US Open players hail support as diverse tennis crowds make some noise
When Taylor Townsend played her second match at this year’s US Open tennis tournament, she might have thought she was in Rio de Janeiro rather than New York.
Though Townsend is American and had plenty of crowd support, the noise for her opponent, Brazil’s Beatriz Haddad Maia, was arguably louder.Townsend still won the match but wasn’t upset to face a crowd cheering for her opponent on home soil.
“I literally came off the court, I was like, that was so fire. It was so fun. The energy. I’ve never been to a professional soccer match … I felt like that was the vibe.

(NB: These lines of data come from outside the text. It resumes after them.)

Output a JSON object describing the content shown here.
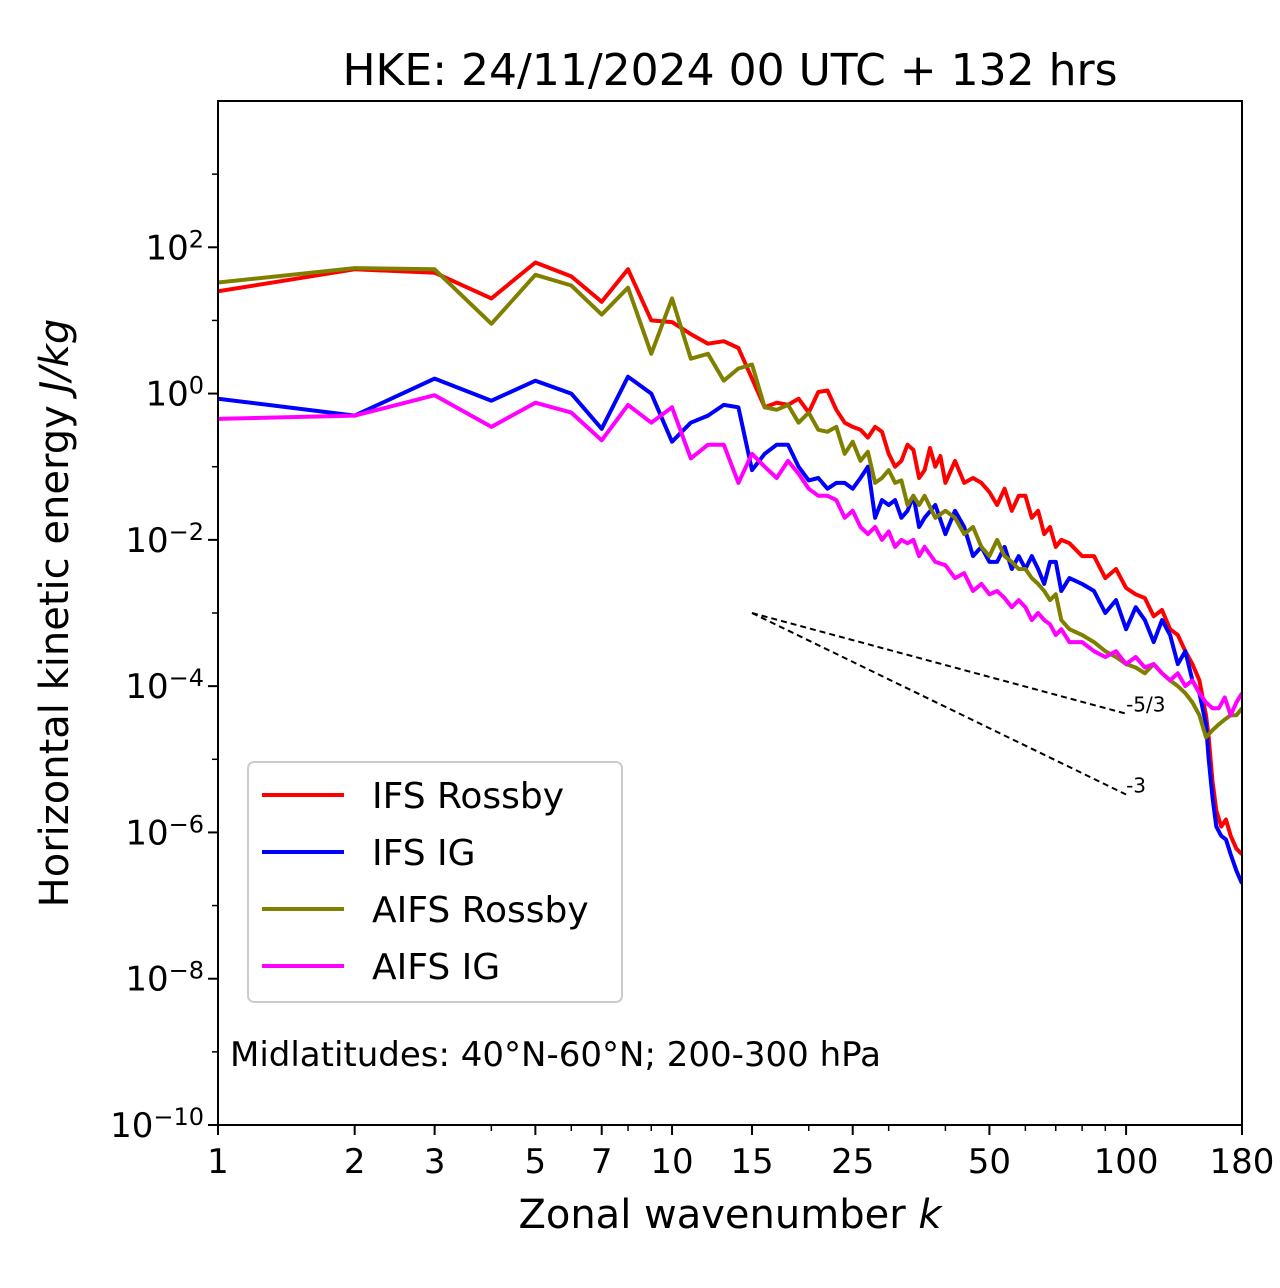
{
  "chart_data": {
    "type": "line",
    "title": "HKE: 24/11/2024 00 UTC + 132 hrs",
    "xlabel": "Zonal wavenumber k",
    "ylabel": "Horizontal kinetic energy J/kg",
    "xscale": "log",
    "yscale": "log",
    "xlim": [
      1,
      180
    ],
    "ylim": [
      1e-10,
      10000.0
    ],
    "x_ticks": [
      1,
      2,
      3,
      5,
      7,
      10,
      15,
      25,
      50,
      100,
      180
    ],
    "y_ticks": [
      {
        "base": "10",
        "exp": "2"
      },
      {
        "base": "10",
        "exp": "0"
      },
      {
        "base": "10",
        "exp": "−2"
      },
      {
        "base": "10",
        "exp": "−4"
      },
      {
        "base": "10",
        "exp": "−6"
      },
      {
        "base": "10",
        "exp": "−8"
      },
      {
        "base": "10",
        "exp": "−10"
      }
    ],
    "legend_position": "lower-left",
    "annotation": "Midlatitudes: 40°N-60°N; 200-300 hPa",
    "reference_slopes": [
      {
        "label": "-5/3",
        "x_start": 15,
        "y_start": 0.001,
        "x_end": 100,
        "y_end": 4.2e-05
      },
      {
        "label": "-3",
        "x_start": 15,
        "y_start": 0.001,
        "x_end": 100,
        "y_end": 3.3e-06
      }
    ],
    "series": [
      {
        "name": "IFS Rossby",
        "color": "#ff0000",
        "points": [
          [
            1,
            25
          ],
          [
            2,
            50
          ],
          [
            3,
            45
          ],
          [
            4,
            20
          ],
          [
            5,
            62
          ],
          [
            6,
            40
          ],
          [
            7,
            18
          ],
          [
            8,
            50
          ],
          [
            9,
            10
          ],
          [
            10,
            9.5
          ],
          [
            11,
            6.5
          ],
          [
            12,
            4.8
          ],
          [
            13,
            5.2
          ],
          [
            14,
            4.2
          ],
          [
            15,
            1.6
          ],
          [
            16,
            0.65
          ],
          [
            17,
            0.75
          ],
          [
            18,
            0.7
          ],
          [
            19,
            0.85
          ],
          [
            20,
            0.55
          ],
          [
            21,
            1.05
          ],
          [
            22,
            1.1
          ],
          [
            23,
            0.6
          ],
          [
            24,
            0.4
          ],
          [
            25,
            0.35
          ],
          [
            26,
            0.32
          ],
          [
            27,
            0.25
          ],
          [
            28,
            0.35
          ],
          [
            29,
            0.3
          ],
          [
            30,
            0.15
          ],
          [
            31,
            0.1
          ],
          [
            32,
            0.12
          ],
          [
            33,
            0.2
          ],
          [
            34,
            0.17
          ],
          [
            35,
            0.07
          ],
          [
            36,
            0.09
          ],
          [
            37,
            0.18
          ],
          [
            38,
            0.1
          ],
          [
            39,
            0.14
          ],
          [
            40,
            0.06
          ],
          [
            42,
            0.12
          ],
          [
            44,
            0.06
          ],
          [
            46,
            0.07
          ],
          [
            48,
            0.06
          ],
          [
            50,
            0.045
          ],
          [
            52,
            0.03
          ],
          [
            54,
            0.05
          ],
          [
            56,
            0.025
          ],
          [
            58,
            0.04
          ],
          [
            60,
            0.04
          ],
          [
            62,
            0.02
          ],
          [
            64,
            0.025
          ],
          [
            66,
            0.012
          ],
          [
            68,
            0.015
          ],
          [
            70,
            0.008
          ],
          [
            72,
            0.01
          ],
          [
            75,
            0.009
          ],
          [
            80,
            0.006
          ],
          [
            85,
            0.006
          ],
          [
            90,
            0.003
          ],
          [
            95,
            0.004
          ],
          [
            100,
            0.0022
          ],
          [
            105,
            0.0018
          ],
          [
            110,
            0.0016
          ],
          [
            115,
            0.0009
          ],
          [
            120,
            0.0011
          ],
          [
            125,
            0.0006
          ],
          [
            130,
            0.0005
          ],
          [
            135,
            0.0003
          ],
          [
            140,
            0.0002
          ],
          [
            145,
            0.00012
          ],
          [
            150,
            4e-05
          ],
          [
            152,
            2e-05
          ],
          [
            155,
            5e-06
          ],
          [
            158,
            2e-06
          ],
          [
            162,
            1.2e-06
          ],
          [
            166,
            1.5e-06
          ],
          [
            170,
            9e-07
          ],
          [
            175,
            6e-07
          ],
          [
            180,
            5e-07
          ]
        ]
      },
      {
        "name": "IFS IG",
        "color": "#0000ff",
        "points": [
          [
            1,
            0.85
          ],
          [
            2,
            0.5
          ],
          [
            3,
            1.6
          ],
          [
            4,
            0.8
          ],
          [
            5,
            1.5
          ],
          [
            6,
            1.0
          ],
          [
            7,
            0.33
          ],
          [
            8,
            1.7
          ],
          [
            9,
            1.0
          ],
          [
            10,
            0.22
          ],
          [
            11,
            0.4
          ],
          [
            12,
            0.5
          ],
          [
            13,
            0.7
          ],
          [
            14,
            0.65
          ],
          [
            15,
            0.09
          ],
          [
            16,
            0.15
          ],
          [
            17,
            0.2
          ],
          [
            18,
            0.2
          ],
          [
            19,
            0.1
          ],
          [
            20,
            0.065
          ],
          [
            21,
            0.07
          ],
          [
            22,
            0.05
          ],
          [
            23,
            0.06
          ],
          [
            24,
            0.06
          ],
          [
            25,
            0.05
          ],
          [
            26,
            0.07
          ],
          [
            27,
            0.1
          ],
          [
            28,
            0.02
          ],
          [
            29,
            0.035
          ],
          [
            30,
            0.03
          ],
          [
            31,
            0.035
          ],
          [
            32,
            0.02
          ],
          [
            33,
            0.025
          ],
          [
            34,
            0.04
          ],
          [
            35,
            0.015
          ],
          [
            36,
            0.02
          ],
          [
            38,
            0.03
          ],
          [
            40,
            0.012
          ],
          [
            42,
            0.025
          ],
          [
            44,
            0.015
          ],
          [
            46,
            0.006
          ],
          [
            48,
            0.008
          ],
          [
            50,
            0.005
          ],
          [
            52,
            0.005
          ],
          [
            54,
            0.008
          ],
          [
            56,
            0.004
          ],
          [
            58,
            0.006
          ],
          [
            60,
            0.004
          ],
          [
            62,
            0.006
          ],
          [
            64,
            0.004
          ],
          [
            66,
            0.0025
          ],
          [
            68,
            0.005
          ],
          [
            70,
            0.005
          ],
          [
            72,
            0.002
          ],
          [
            75,
            0.003
          ],
          [
            80,
            0.0025
          ],
          [
            85,
            0.002
          ],
          [
            90,
            0.001
          ],
          [
            95,
            0.0015
          ],
          [
            100,
            0.0006
          ],
          [
            105,
            0.0012
          ],
          [
            110,
            0.0008
          ],
          [
            115,
            0.0004
          ],
          [
            120,
            0.0008
          ],
          [
            125,
            0.0005
          ],
          [
            130,
            0.0002
          ],
          [
            135,
            0.0003
          ],
          [
            140,
            0.00012
          ],
          [
            145,
            8e-05
          ],
          [
            150,
            3e-05
          ],
          [
            152,
            1e-05
          ],
          [
            155,
            3e-06
          ],
          [
            158,
            1.2e-06
          ],
          [
            162,
            9e-07
          ],
          [
            166,
            8e-07
          ],
          [
            170,
            5e-07
          ],
          [
            175,
            3e-07
          ],
          [
            180,
            2e-07
          ]
        ]
      },
      {
        "name": "AIFS Rossby",
        "color": "#808000",
        "points": [
          [
            1,
            33
          ],
          [
            2,
            52
          ],
          [
            3,
            50
          ],
          [
            4,
            9
          ],
          [
            5,
            42
          ],
          [
            6,
            30
          ],
          [
            7,
            12
          ],
          [
            8,
            28
          ],
          [
            9,
            3.5
          ],
          [
            10,
            20
          ],
          [
            11,
            3.0
          ],
          [
            12,
            3.5
          ],
          [
            13,
            1.5
          ],
          [
            14,
            2.2
          ],
          [
            15,
            2.5
          ],
          [
            16,
            0.65
          ],
          [
            17,
            0.6
          ],
          [
            18,
            0.7
          ],
          [
            19,
            0.4
          ],
          [
            20,
            0.55
          ],
          [
            21,
            0.32
          ],
          [
            22,
            0.3
          ],
          [
            23,
            0.35
          ],
          [
            24,
            0.15
          ],
          [
            25,
            0.22
          ],
          [
            26,
            0.12
          ],
          [
            27,
            0.16
          ],
          [
            28,
            0.06
          ],
          [
            29,
            0.07
          ],
          [
            30,
            0.09
          ],
          [
            31,
            0.06
          ],
          [
            32,
            0.065
          ],
          [
            33,
            0.03
          ],
          [
            34,
            0.04
          ],
          [
            35,
            0.03
          ],
          [
            36,
            0.04
          ],
          [
            38,
            0.02
          ],
          [
            40,
            0.025
          ],
          [
            42,
            0.02
          ],
          [
            44,
            0.012
          ],
          [
            46,
            0.015
          ],
          [
            48,
            0.008
          ],
          [
            50,
            0.006
          ],
          [
            52,
            0.01
          ],
          [
            54,
            0.006
          ],
          [
            56,
            0.005
          ],
          [
            58,
            0.004
          ],
          [
            60,
            0.004
          ],
          [
            62,
            0.003
          ],
          [
            64,
            0.0025
          ],
          [
            66,
            0.002
          ],
          [
            68,
            0.0015
          ],
          [
            70,
            0.0018
          ],
          [
            72,
            0.0008
          ],
          [
            75,
            0.0006
          ],
          [
            80,
            0.0005
          ],
          [
            85,
            0.0004
          ],
          [
            90,
            0.0003
          ],
          [
            95,
            0.00025
          ],
          [
            100,
            0.0002
          ],
          [
            105,
            0.00018
          ],
          [
            110,
            0.00015
          ],
          [
            115,
            0.0002
          ],
          [
            120,
            0.00015
          ],
          [
            125,
            0.00012
          ],
          [
            130,
            0.0001
          ],
          [
            135,
            8e-05
          ],
          [
            140,
            6e-05
          ],
          [
            145,
            4e-05
          ],
          [
            150,
            2e-05
          ],
          [
            155,
            2.5e-05
          ],
          [
            160,
            3e-05
          ],
          [
            165,
            3.5e-05
          ],
          [
            170,
            4e-05
          ],
          [
            175,
            4e-05
          ],
          [
            180,
            5e-05
          ]
        ]
      },
      {
        "name": "AIFS IG",
        "color": "#ff00ff",
        "points": [
          [
            1,
            0.45
          ],
          [
            2,
            0.5
          ],
          [
            3,
            0.95
          ],
          [
            4,
            0.35
          ],
          [
            5,
            0.75
          ],
          [
            6,
            0.55
          ],
          [
            7,
            0.23
          ],
          [
            8,
            0.7
          ],
          [
            9,
            0.4
          ],
          [
            10,
            0.65
          ],
          [
            11,
            0.13
          ],
          [
            12,
            0.2
          ],
          [
            13,
            0.2
          ],
          [
            14,
            0.06
          ],
          [
            15,
            0.15
          ],
          [
            16,
            0.1
          ],
          [
            17,
            0.07
          ],
          [
            18,
            0.12
          ],
          [
            19,
            0.08
          ],
          [
            20,
            0.05
          ],
          [
            21,
            0.04
          ],
          [
            22,
            0.04
          ],
          [
            23,
            0.035
          ],
          [
            24,
            0.02
          ],
          [
            25,
            0.025
          ],
          [
            26,
            0.015
          ],
          [
            27,
            0.012
          ],
          [
            28,
            0.015
          ],
          [
            29,
            0.01
          ],
          [
            30,
            0.013
          ],
          [
            31,
            0.008
          ],
          [
            32,
            0.01
          ],
          [
            33,
            0.009
          ],
          [
            34,
            0.01
          ],
          [
            35,
            0.006
          ],
          [
            36,
            0.008
          ],
          [
            38,
            0.005
          ],
          [
            40,
            0.0045
          ],
          [
            42,
            0.003
          ],
          [
            44,
            0.0035
          ],
          [
            46,
            0.002
          ],
          [
            48,
            0.0025
          ],
          [
            50,
            0.0018
          ],
          [
            52,
            0.002
          ],
          [
            54,
            0.0016
          ],
          [
            56,
            0.0012
          ],
          [
            58,
            0.0015
          ],
          [
            60,
            0.0012
          ],
          [
            62,
            0.0008
          ],
          [
            64,
            0.001
          ],
          [
            66,
            0.0008
          ],
          [
            68,
            0.0007
          ],
          [
            70,
            0.0005
          ],
          [
            72,
            0.0006
          ],
          [
            75,
            0.0004
          ],
          [
            80,
            0.0004
          ],
          [
            85,
            0.0003
          ],
          [
            90,
            0.00025
          ],
          [
            95,
            0.0003
          ],
          [
            100,
            0.0002
          ],
          [
            105,
            0.00025
          ],
          [
            110,
            0.00018
          ],
          [
            115,
            0.0002
          ],
          [
            120,
            0.00015
          ],
          [
            125,
            0.00012
          ],
          [
            130,
            0.00015
          ],
          [
            135,
            0.0001
          ],
          [
            140,
            0.00012
          ],
          [
            145,
            8e-05
          ],
          [
            150,
            6e-05
          ],
          [
            155,
            5e-05
          ],
          [
            160,
            5e-05
          ],
          [
            165,
            7e-05
          ],
          [
            170,
            4e-05
          ],
          [
            175,
            6e-05
          ],
          [
            180,
            8e-05
          ]
        ]
      }
    ]
  }
}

It was like they were chanting … then people for me would start chanting, going back and forth,” said the world number 132.
“It was really cool … this is probably one of the most fun matches I’ve played in terms of crowd support. I really was feeding off of the energy.”
To anyone who regularly attends the US Open – that energy is no surprise.The multicultural festival that the US Open has become runs counter to the image many have of tennis – a white country club inaccessible to people of colour. And it’s a contrast that’s particularly evident when comparing the crowds at the US Open and Wimbledon – the London-based Grand Slam that precedes it on the tennis calendar.
“It is a noticeably un-diverse crowd at Wimbledon … compare it to the New York crowd. Compare it to the US Open crowd,” said tennis broadcaster Catherine Whitaker on a recent episode of The Tennis Podcast.
“Tennis is a very historically class-infected sport … and [the UK is] a society so riddled by the constraints of our class system,” said Whitaker.
“I feel like there are whole swaths of society in the UK that just deep down don’t feel like tennis is for them. And that is such a shame.”